“I’m attending to this salvage, sir,” said Mr. Martin, to the captain. “My folks live up Asquam way. I’ll take him along with me.”
Asquam’s languid representative of the telegraph knocked upon the door of Applegate Farm, which was locked. Then he thrust the yellow envelope as far under the door as possible and went his way. An hour later, a tall man and a radiant small boy pushed open the gate on Winterbottom Road and walked across the yellow grass. Kirk broke away and ran toward the house, hands outflung.
“Phil! Ken!” he called jubilantly.
His face shadowed as his hands came against the unyielding door of the house.
“Phil—” he faltered.
“Perhaps they haven’t the telegram,” Mr. Martin said. “We’ll have to wait around.”
“They might be at the Maestro’s,” Kirk said suddenly. “Come—run quick—I’ll show you the way. There’s a hole in the hedge—are you too big to get through?”
“I think not,” said the mate.
In the Maestro’s library, Felicia leaned suddenly upon the piano. “Ken,” she said, breathing hard, “something’s going to happen—something!”
“What more can happen?” Ken said gently.
“But—oh, please! Do something—I don’t know—”
“Poor child!” murmured the Maestro. “Sit here, Felicia. Help her, Ken.”
“I don’t need help,” said Phil. “Oh, you think I’m mad, I suppose. I’m not. Ken—please go and look out—go to the house. Oh, Kirk!”
The Maestro shook his head and put a hand on Felicia’s shoulder.
“Better go, Ken,” he said quietly.
Kenelm stepped upon the terrace. Through the long window, which he left open behind him, a joyous voice came quite clearly to the library.
“And this is the poor empty pool that I told you about, that never has had any water in it since then—and aren’t we at the terrace steps now?”
Felicia vowed afterward that she didn’t faint. Yet she had no clear recollection of seeing Kirk between the time when she saw him drop the hand of the tall, strange man and run up the steps, and when they all were standing around her in the library, looking a little grave.
“Phil—Phil!” Kirk was saying then. “Oh, aren’t you glad to see me at all? It’s me—oh, Phil!”
His eager hands sought her face, to be sure it was she, so strange and quiet.
“Just a minute, lamb,” she heard Ken say, with a hand on Kirk’s shoulder. “Phil doesn’t feel quite right.”
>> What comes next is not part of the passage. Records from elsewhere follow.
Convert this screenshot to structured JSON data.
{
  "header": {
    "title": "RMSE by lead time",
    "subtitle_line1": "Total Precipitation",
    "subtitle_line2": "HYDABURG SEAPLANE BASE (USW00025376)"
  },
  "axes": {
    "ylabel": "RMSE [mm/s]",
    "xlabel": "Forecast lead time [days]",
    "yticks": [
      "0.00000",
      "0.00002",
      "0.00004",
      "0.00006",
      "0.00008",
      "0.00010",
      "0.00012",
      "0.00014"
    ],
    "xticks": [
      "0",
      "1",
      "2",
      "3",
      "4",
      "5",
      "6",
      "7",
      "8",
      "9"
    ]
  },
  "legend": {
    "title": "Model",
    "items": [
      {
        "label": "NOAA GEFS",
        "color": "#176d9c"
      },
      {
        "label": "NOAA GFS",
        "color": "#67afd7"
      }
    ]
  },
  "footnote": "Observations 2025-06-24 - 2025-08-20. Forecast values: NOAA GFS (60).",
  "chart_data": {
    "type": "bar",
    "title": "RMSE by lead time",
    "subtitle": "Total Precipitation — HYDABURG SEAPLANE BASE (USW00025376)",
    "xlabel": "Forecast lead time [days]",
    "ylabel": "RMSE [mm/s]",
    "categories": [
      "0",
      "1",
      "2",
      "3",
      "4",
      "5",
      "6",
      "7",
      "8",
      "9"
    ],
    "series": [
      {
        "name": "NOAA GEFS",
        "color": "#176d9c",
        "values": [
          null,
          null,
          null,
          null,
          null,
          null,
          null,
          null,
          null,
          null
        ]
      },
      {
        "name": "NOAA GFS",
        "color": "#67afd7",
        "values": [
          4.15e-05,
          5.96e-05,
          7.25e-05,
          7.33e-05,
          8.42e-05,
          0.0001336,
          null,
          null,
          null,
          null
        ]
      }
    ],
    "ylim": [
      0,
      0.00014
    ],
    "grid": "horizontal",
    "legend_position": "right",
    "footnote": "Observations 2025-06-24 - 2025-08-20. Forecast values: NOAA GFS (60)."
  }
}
Then warm, delicious life rushed over her, and she could move again and fling her trembling arms around Kirk. She and Ken and the Maestro all managed to embrace Kirk at once, so that they embraced each other, too. And Ken was not ashamed of his tears, nor was the Maestro.
The ex-mate of the Celestine stood discreetly on the terrace, whistling to himself. But he was not whistling the song about his hat. No, it was a little plaintive air, dimly familiar, Ken thought. Where had he heard it before? And why was the Maestro straightening with a stricken face, from Kirk?